About 200 people involved in the Occupy the Caucuses movement met in East Des Moines and split up into groups by the GOP candidates they want to "occupy" this week. Protestors have said they will also camp out outside President Obama's headquarters.
At the beginning of the session, protesters aired grievances that they wanted to raise at the candidates' headquarters this week, and then attendees split into groups by candidate. The issues included ending the war in Afghanistan, campaign finance reform and higher education and health care costs, amongst other hot topics.
David Goodner is one of the organizers of the event, and he said protestors will go to the candidate they have "the most beef with." Protestors will return to their temporary headquarters in East Des Moines every morning at 10 a.m. this week before they head out to sit outside the offices. Goodner explained it's not just candidates' office that will be targeted.
"It could be blockading the doors at Wells Fargo to try to shut down the largest mortgage lender in the country who has their headquarters in Des Moines, Iowa," Goodner said. "It's really up the people in this room to decide what form their protest will take, but those are … some of the tactics that are on the table."

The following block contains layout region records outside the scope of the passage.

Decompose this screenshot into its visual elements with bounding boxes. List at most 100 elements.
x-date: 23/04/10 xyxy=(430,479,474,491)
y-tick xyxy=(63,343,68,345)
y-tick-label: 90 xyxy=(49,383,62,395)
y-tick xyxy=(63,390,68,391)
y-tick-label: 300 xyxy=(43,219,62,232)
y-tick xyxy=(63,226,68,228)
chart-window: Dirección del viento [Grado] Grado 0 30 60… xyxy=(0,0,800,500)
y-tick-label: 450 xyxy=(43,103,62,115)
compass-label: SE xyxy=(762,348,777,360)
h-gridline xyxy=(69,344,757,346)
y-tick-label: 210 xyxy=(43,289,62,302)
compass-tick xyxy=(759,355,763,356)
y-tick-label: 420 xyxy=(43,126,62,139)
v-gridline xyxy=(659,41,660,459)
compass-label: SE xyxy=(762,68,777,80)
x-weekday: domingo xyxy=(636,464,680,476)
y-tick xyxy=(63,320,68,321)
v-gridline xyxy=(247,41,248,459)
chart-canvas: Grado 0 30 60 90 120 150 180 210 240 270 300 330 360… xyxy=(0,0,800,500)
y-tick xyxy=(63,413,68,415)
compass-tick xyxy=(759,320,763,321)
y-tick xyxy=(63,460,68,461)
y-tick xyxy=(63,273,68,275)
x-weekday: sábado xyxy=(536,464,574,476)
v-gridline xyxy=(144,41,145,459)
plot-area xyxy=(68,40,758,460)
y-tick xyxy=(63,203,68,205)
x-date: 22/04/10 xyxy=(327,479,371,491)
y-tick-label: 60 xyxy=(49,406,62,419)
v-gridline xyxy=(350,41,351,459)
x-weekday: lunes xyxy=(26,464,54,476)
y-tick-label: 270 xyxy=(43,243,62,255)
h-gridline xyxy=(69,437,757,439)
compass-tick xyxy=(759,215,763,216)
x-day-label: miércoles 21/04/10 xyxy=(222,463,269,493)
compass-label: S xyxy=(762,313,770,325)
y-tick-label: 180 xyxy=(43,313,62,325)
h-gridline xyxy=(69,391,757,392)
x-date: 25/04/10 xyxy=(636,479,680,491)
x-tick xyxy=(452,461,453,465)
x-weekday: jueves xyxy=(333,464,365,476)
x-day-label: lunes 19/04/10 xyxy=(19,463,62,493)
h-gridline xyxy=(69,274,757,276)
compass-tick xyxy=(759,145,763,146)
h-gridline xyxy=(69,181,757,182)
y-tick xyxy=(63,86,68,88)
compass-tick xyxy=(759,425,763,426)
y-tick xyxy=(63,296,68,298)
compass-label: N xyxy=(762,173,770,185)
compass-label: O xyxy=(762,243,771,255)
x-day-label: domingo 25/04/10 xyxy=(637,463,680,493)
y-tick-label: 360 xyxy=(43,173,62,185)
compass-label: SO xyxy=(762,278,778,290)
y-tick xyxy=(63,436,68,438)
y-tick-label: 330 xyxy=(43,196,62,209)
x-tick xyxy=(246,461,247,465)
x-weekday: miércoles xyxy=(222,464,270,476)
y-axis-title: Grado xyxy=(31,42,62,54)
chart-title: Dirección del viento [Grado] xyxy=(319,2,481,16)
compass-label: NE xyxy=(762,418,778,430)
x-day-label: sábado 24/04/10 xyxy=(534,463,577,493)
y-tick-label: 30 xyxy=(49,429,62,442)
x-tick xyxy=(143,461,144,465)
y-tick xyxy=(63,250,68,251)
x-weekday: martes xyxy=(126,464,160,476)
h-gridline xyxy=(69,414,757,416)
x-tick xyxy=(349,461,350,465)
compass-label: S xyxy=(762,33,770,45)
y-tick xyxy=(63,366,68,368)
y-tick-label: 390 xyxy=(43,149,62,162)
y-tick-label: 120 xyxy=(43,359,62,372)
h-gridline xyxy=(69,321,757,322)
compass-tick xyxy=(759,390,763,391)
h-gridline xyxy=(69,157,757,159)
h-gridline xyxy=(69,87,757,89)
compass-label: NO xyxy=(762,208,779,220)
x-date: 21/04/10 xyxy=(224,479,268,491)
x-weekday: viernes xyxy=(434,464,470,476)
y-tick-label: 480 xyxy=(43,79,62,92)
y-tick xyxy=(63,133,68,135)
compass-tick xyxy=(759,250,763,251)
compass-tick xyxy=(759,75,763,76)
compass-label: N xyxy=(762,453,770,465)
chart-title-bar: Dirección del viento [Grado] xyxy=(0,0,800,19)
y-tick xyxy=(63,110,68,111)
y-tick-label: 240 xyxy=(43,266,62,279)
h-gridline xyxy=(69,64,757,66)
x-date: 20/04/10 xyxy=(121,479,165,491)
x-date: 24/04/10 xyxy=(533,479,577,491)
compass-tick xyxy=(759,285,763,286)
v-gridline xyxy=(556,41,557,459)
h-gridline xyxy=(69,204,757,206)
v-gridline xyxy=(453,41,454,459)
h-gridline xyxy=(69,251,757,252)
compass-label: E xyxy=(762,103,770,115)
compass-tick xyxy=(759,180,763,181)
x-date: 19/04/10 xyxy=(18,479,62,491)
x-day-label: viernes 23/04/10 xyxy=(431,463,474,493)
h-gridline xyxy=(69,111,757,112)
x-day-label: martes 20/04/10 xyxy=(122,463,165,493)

In what should be relief to caucus-goers here, Occupy the Caucuses has pledged to be non-violent and not to disrupt the actual caucuses that are one week away. At the end of the event, which drew young and old and was titled the People's Caucus, the crowd made a verbal pledge to stay nonviolent, although Goodner added they may target campaign parties in Des Moines on caucus night.
"We're not going to interfere or interrupt the caucuses because our targets are Wall Street, big corporations, and the politicians that carry the water for them - not every day voters," Goodner said.
"The biggest group that got a crowd to protest a candidate was actually President Obama. Goodner said a lot of the people there have "some serious issues with the Democratic party and President Obama."
Despite the call not to disrupt the caucus process, several people spoke about how they were planning on attending next week's caucus and just changing registration to Republican once they got there, a simple part of the caucus.
Shawn Head chose Mitt Romney's group and will be protesting outside of his headquarters this week. Head said he picked Romney because he sees the former Massachusetts governor as a "frontrunner" and because "he seems to take the most money from Wall Street."
Many of the protestors said they were willing to be arrested in order to stay camped out outside the candidates' headquarters this week.
Several of the attendees said they would change over registration to Republican so they can also caucus next week. All of them said that they wanted to make sure their grievances and issues were represented, but Head acknowledged there might be others that get more worked up at the caucuses.
"There are definitely people in our neighborhood that are more outspoken and have been affected by some policies, especially from the Republican side, so I think that there could be people that are very outspoken," Head said.
Organizers said most attendees were from Iowa and the Midwest, but Sean Glenn, a 20-year-old from Simbury, Conn. was in town for Christmas and decided to protest. She will be camped out outside Michele Bachmann's office in Urbandale.
"I chose Bachmann because I don't like how she represents women," Glenn said. "I don't like her being out here representing me and what I need."